Impianti dentali: prezzi e tecniche

Cosa è l’implantologia dentale e cosa sono gli impianti dentali?

L’implantologia dentale è una branchia dell’odontoiatria e raccoglie al suo interno tutte le procedure votate a sostituire i denti mancanti. Il termine corretto per indicare la perdita e la conseguente mancanza di uno o più denti si identifica con edentulismo e l’implantologia dentale si occupa di sopperire al problema con la pratica dell’intervento chirurgico. Esso si basa sull’apposizione di radici sintetiche realizzate in materiale metallico e nella conseguente apposizione della dentatura artificiale sul perno presente nella nuova radice. L’implantologia si divide essenzialmente in due tipologie. La prima prevede che un ragionevole lasso di tempo intercorra dal momento dell’apposizione della radice all’opera di posa dei denti, mentre la seconda, chiamata ‘a carico immediato’, prevede che i denti fissi provvisori vengano apposti immediatamente dopo l’inserimento del perno nella zona trattata.

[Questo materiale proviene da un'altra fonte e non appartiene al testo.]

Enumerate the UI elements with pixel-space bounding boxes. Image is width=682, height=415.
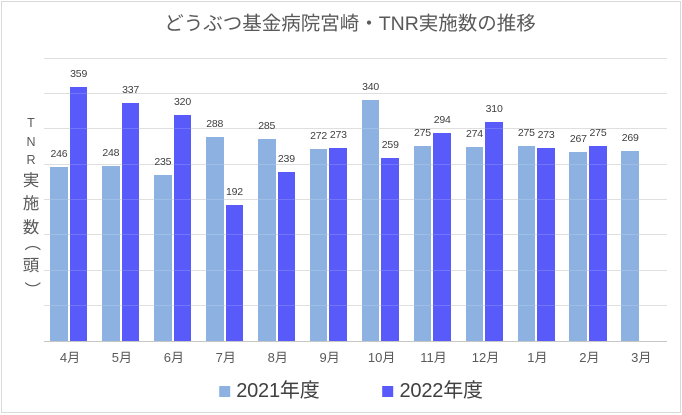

Implantologia dentale: i materiali

Mentre la radice sintetica viene solitamente realizzata in titanio o in leghe nobili affini, la struttura dei denti artificiali si basa su leghe ceramiche. Perché l’operazione riesca alla perfezione è d’obbligo che i materiali impiegati per la realizzazione degli impianti denti siano di ottima qualità e di certificata provenienza.

Le tappe dell’implantologia dentale

Il paziente viene sottoposto ad un’iniziale anamnesi, cioè alla raccolta del materiale riguardante il suo stato di salute generale e le possibili operazioni dentali a cui si è sottoposto nell’arco della vita. A ciò segue la profonda analisi del problema, svolta attraverso una serie di analisi preventive mediante panoramica dentale e palpazione manuale. A ciò consegue la diagnosi e l’esposizione al paziente della tipologia di operazione che la dentatura necessita. Se vi è accordo, il medico procede con l’iniziale apposizione del perno metallico nella parte colpita da edentulismo. Se l’implantologia dentale segue il protocollo del carico immediato, i denti fissi provvisori vengono immediatamente posizionati nel paziente, il quale deve attendere i giusti tempi stabili per poter procedere con l’apposizione finale dell’opera. Qualora non sussistano i presupposti per un impianto dentale a carico immediato si procede con un carico differito nel tempo, anche in questo caso rispettando i tempi stabiliti, ma senza poter disporre di una dentatura provvisoria. La fase post operatoria può essere accompagnata dalla somministrazione di anti dolorifici e in alcuni casi di antibiotici, mentre nei pazienti fobici possono essere previste terapie di blandi calmanti. Per una corretta riuscita dell’intervento e per garantire la durata dell’impianto nel corso del tempo è fondamentale che il paziente segua delle rigorose procedure di igiene orale, le quali vengono specificate dal medico odontoiatra.

Implantologia dentale: i costi medi

Nell’implantologia dentale i costi medi per gli impianti per denti sani e naturali si aggirano sui 1500 euro a dente. Il costo può aumentare o diminuire, e la forbice è definita da una grande variabile di elementi. Innanzitutto incide la qualità delle materie prime, il tariffario personale di ogni medico e la tipologia dello studio di riferimento. Non da ultima deve essere considerata la possibilità che subentrino particolari problemi da trattare, i quali richiedono un’opera diversa e proporzionalmente adeguata in termini economici.